Purpose: To describe the histologic spectrum and clinical characteristics of patients with neuroepithelial tumors and drug-resistant epilepsy and to analyze clinical data and treatment related to seizure outcome and survival.
Methods: Data were analyzed from 207 consecutive patients with intractable epilepsy (aged 2-54 years), who between 1988 and 1999 had >or=50% resection of supratentorial, neuroepithelial tumors. Extent of resection was assessed on postoperative magnetic resonance imaging (MRI); seizure outcome was classified according to Engel's outcome scale; and follow-up data were prospectively updated.

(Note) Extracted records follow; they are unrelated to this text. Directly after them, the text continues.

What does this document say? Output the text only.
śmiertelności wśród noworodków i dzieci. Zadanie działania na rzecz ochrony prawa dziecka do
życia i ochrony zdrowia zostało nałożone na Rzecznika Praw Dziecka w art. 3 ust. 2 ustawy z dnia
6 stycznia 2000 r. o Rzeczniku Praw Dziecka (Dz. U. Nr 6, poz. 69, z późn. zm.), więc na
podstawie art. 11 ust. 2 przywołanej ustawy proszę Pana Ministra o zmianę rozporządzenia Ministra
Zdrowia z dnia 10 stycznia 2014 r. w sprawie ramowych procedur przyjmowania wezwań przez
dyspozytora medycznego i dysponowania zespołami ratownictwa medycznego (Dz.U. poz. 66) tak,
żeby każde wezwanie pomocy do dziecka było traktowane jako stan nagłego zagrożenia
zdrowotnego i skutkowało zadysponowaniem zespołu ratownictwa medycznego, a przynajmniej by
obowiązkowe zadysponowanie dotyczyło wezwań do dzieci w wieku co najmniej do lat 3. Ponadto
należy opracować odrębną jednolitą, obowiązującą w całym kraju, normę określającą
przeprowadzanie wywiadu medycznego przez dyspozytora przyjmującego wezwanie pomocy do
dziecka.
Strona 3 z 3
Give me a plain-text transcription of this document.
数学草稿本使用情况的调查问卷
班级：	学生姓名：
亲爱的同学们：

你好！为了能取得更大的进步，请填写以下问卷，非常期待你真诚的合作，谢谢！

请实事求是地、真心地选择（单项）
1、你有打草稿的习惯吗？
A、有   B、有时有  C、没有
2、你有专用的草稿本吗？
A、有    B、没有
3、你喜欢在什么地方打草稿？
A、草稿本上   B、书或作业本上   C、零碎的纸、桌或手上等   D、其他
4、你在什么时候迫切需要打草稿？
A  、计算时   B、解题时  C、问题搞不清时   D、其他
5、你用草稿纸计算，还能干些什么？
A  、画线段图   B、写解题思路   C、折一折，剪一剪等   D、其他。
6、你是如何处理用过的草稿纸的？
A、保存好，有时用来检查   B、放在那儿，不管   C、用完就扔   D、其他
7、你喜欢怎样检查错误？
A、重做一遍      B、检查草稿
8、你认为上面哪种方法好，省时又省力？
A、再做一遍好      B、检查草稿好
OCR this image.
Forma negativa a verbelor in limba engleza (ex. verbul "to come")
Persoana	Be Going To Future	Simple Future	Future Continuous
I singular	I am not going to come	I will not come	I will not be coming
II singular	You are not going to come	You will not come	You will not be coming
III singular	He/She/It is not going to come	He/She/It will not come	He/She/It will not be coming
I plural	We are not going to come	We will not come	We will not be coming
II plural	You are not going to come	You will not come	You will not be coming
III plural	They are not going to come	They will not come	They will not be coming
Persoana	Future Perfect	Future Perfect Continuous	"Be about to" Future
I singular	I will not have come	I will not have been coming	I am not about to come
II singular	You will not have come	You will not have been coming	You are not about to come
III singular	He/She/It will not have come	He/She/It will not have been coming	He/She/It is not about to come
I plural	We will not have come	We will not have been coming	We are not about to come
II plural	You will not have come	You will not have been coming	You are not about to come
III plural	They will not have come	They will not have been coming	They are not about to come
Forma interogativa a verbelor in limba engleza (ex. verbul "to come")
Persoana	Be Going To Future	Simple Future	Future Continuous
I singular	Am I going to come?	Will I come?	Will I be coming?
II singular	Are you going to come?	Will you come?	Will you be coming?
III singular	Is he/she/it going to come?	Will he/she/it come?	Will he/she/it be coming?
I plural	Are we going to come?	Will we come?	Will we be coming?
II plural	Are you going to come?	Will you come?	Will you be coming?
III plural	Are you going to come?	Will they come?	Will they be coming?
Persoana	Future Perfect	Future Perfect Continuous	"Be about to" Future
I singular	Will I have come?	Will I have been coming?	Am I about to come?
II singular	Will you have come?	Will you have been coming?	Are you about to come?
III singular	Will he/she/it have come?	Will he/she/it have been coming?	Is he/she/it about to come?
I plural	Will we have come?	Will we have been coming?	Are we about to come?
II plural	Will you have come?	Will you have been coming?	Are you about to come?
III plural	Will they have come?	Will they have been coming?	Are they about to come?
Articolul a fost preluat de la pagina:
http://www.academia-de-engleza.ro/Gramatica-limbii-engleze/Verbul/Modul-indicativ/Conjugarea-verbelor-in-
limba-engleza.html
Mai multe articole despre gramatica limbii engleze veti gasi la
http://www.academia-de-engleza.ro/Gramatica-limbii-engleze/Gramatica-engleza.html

Results: Median follow-up was eight years (range, 2-14 years). Histologic examination revealed 154 classic epilepsy-associated tumors (ganglioglioma, dysembryoplastic neuroepithelial tumor, pleomorphic xanthoastrocytoma, and pilocytic astrocytomas) and 53 others (astrocytomas and oligodendrogliomas). Four World Health Organization (WHO) grade III tumors were found (astrocytoma, n = 3; ganglioglioma, n = 1). After surgery, 82% of the patients were seizure free (class I). The following factors were associated with improved seizure outcome: Short duration of epilepsy before surgery, single EEG focus, absence of additional hippocampal sclerosis or cortical dysplasia, transsylvian approach, other than astrocytomas, and complete tumor resection. After 5 years, only nine (4%) patients had tumor recurrence, four (2%) with malignant transformation and death. None of the four patients with anaplastic tumors died. Even patients with astrocytomas of WHO grade II or III showed 10-year recurrence of only 25% and 10-year survival of 90%.
Conclusions: Tumors associated with long-term epilepsy should be removed early for two different reasons: high rate of seizure freedom and rare but potential risk of malignant tumor progression. The unexpected long survival of these astrocytomas should be investigated by using immunohistochemistry and molecular biology.